November 20, 2009

Phantom Limb

Phantom Limb - the illusion that a limb still exists after it has been amputated, sometimes with pain

Some nights, you'll wake up screaming. Your heart thuds against its cage, rattling all your bones until your whole body is aching. It was uncaged once, you know -- your heart, that is. It's impossible to lock something up inside once it has already tasted freedom. It becomes claustrophobic. You try to keep it safe but all it does is shrivel and wither until all you have is nothing but dust.

That's what it was like every night for me, you know. I'd close my eyes, recount how many nights I've drifted off to sleep with your voice in mind, saying my name again and again like a prayer. It's the voice that won't go away. Pounding in my head, like Metis hammering the helmet for Athena. But it wasn't wisdom that cracked open my skull and ripped reason and rationality into shreds.

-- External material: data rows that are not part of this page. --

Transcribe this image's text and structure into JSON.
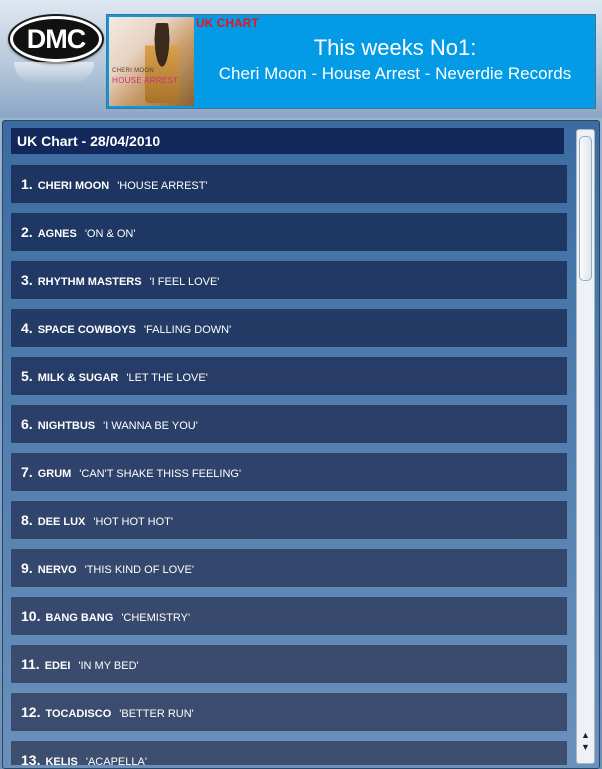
{
  "header": {
    "logo_text": "DMC",
    "banner_label": "UK CHART",
    "headline": "This weeks No1:",
    "subline": "Cheri Moon - House Arrest - Neverdie Records",
    "cover": {
      "artist": "CHERI MOON",
      "title": "HOUSE ARREST"
    }
  },
  "chart": {
    "title": "UK Chart - 28/04/2010",
    "rows": [
      {
        "rank": "1.",
        "artist": "CHERI MOON",
        "title": "'HOUSE ARREST'"
      },
      {
        "rank": "2.",
        "artist": "AGNES",
        "title": "'ON & ON'"
      },
      {
        "rank": "3.",
        "artist": "RHYTHM MASTERS",
        "title": "'I FEEL LOVE'"
      },
      {
        "rank": "4.",
        "artist": "SPACE COWBOYS",
        "title": "'FALLING DOWN'"
      },
      {
        "rank": "5.",
        "artist": "MILK & SUGAR",
        "title": "'LET THE LOVE'"
      },
      {
        "rank": "6.",
        "artist": "NIGHTBUS",
        "title": "'I WANNA BE YOU'"
      },
      {
        "rank": "7.",
        "artist": "GRUM",
        "title": "'CAN'T SHAKE THISS FEELING'"
      },
      {
        "rank": "8.",
        "artist": "DEE LUX",
        "title": "'HOT HOT HOT'"
      },
      {
        "rank": "9.",
        "artist": "NERVO",
        "title": "'THIS KIND OF LOVE'"
      },
      {
        "rank": "10.",
        "artist": "BANG BANG",
        "title": "'CHEMISTRY'"
      },
      {
        "rank": "11.",
        "artist": "EDEI",
        "title": "'IN MY BED'"
      },
      {
        "rank": "12.",
        "artist": "TOCADISCO",
        "title": "'BETTER RUN'"
      },
      {
        "rank": "13.",
        "artist": "KELIS",
        "title": "'ACAPELLA'"
      }
    ],
    "row_colors": [
      "#1e3561",
      "#1f3763",
      "#223965",
      "#243b66",
      "#273d68",
      "#2b4069",
      "#2e426b",
      "#31456c",
      "#34476d",
      "#37496d",
      "#3a4b6e",
      "#3c4c6e",
      "#3e4e6f"
    ]
  },
  "scrollbar": {
    "up_icon": "scroll-up-arrow",
    "down_icon": "scroll-down-arrow"
  }
}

I had to cut myself from you. Do you understand? I was sick, I was diseased. You were the one who infected me, caused all my former wounds, those ancient ruby lips to pucker and swell. I'd remember the last time the razor danced across skin like a ballerina en pointe, or an ice skater carving figure eights into the frosted surface of the ice. I'd remember the last time I allowed someone to find their way into my skin, lapping up the blood with a cat's darting tongue. A beautiful parasite. I was afraid that you would suck me dry.

I had to sever you from me. Do you understand? It was the only way. That's what I keep telling myself. It was the only way.